Last week, thanks to an @ul_berg initiative, I attended a very informative and thought-out presentation by Jill Johnston from the University of Sydney talking about why students still bother to come to lectures even if everything is recorded and available online after the session. It kind of boiled down to students being social beings and lecturers being able to provide a lot of added value when meeting face-to-face as opposed to online.

Yet I’m not going to talk about that, but about something which I found quite amusing. Jill referenced 2 papers as a fun starting point: one from 2000 asking whether the new kid PowerPoint will ever end up replacing the blackboard, and one from 2008 asking whether the new kid Lecture Capture will ever end up replacing the lecturer.

As people were half-smiling around the room but actually taking the second question rather too seriously for my liking, I thought I’d share what one of my colleagues – Steven @oneiseitwopi – had just told me 30min before the session: he is a lecturer in Medicine and a confident and frequent PowerPoint user. Last year he joined in a bit of fun I was having with PaperShow, a smartpen which basically enables you to have a very cheap (about £80 at this time on Ryman) wireless interactive whiteboard that you can walk around with and pass to your audience.
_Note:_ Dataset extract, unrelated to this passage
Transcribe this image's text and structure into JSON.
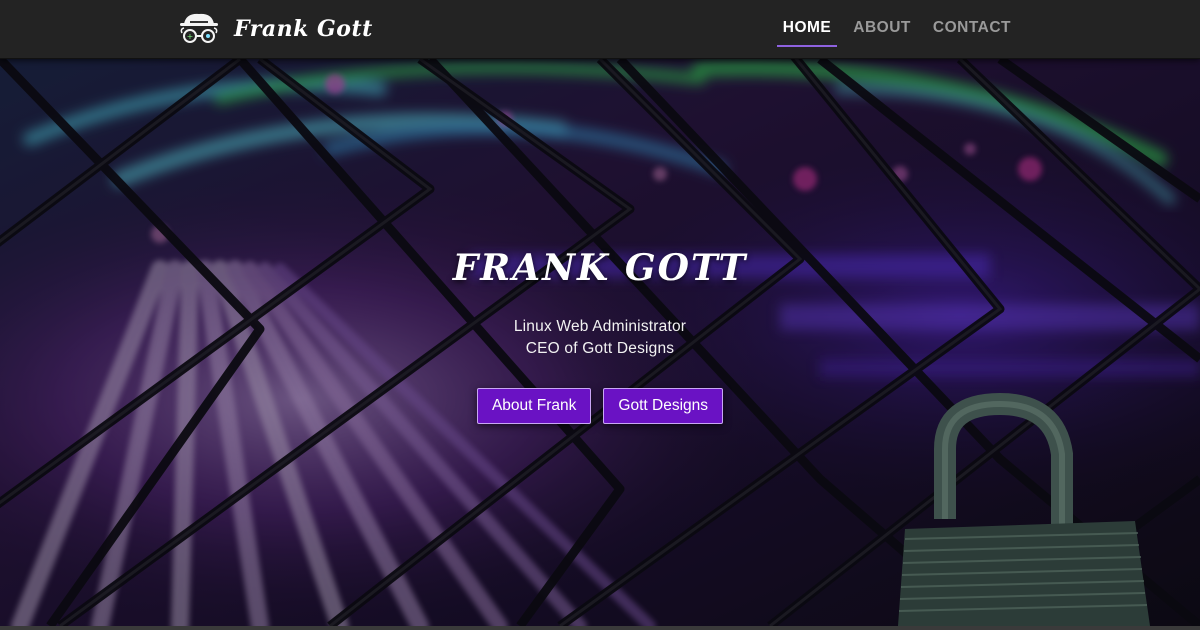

What Steven is experimenting with this year is to deliver sessions without any PowerPoint: only with hand-drawn explanations and graphs done live in front and with the help of an audience  by using a smartpen and smartpaper. He’s done this for the last 6 hours of his teaching and, together with a colleague, he sees a lot of excitement and appreciation among their students:

  • the content is covered at a much slower, digestible rate;
  • it almost becomes a story which Wizard Steven is creating under their very eyes and which they can tailor to their needs by asking questions and seeing the answers materialise alongside other explanations.

To me this is so elegant it’s worth giving Steven a hug every day for the rest of his life. However, what it is not quite so, is simple. It looks simple on the outside, but then again so did Steve Jobs’ presentations. Like Steve, Steven prepares thoroughly for his sessions. Unlike Steve, Steven is not afraid to come out of his comfort zone and draw/write live in front of a large audience.

So I wonder: how many people will actually go for something like this? How many people in universities are comfortable using visualisers, interactive whiteboards, and all the technologies that make teaching and learning fun because you’re a bit out of your comfort zone (unless you are a hybrid between one of the animators working for RSA and … you as the subject matter expert)? How many people put their hands up when asked if they like drawing? (not many according to Jay Cross and my heart sinks a little at how seriously we’ve come to take ourselves…)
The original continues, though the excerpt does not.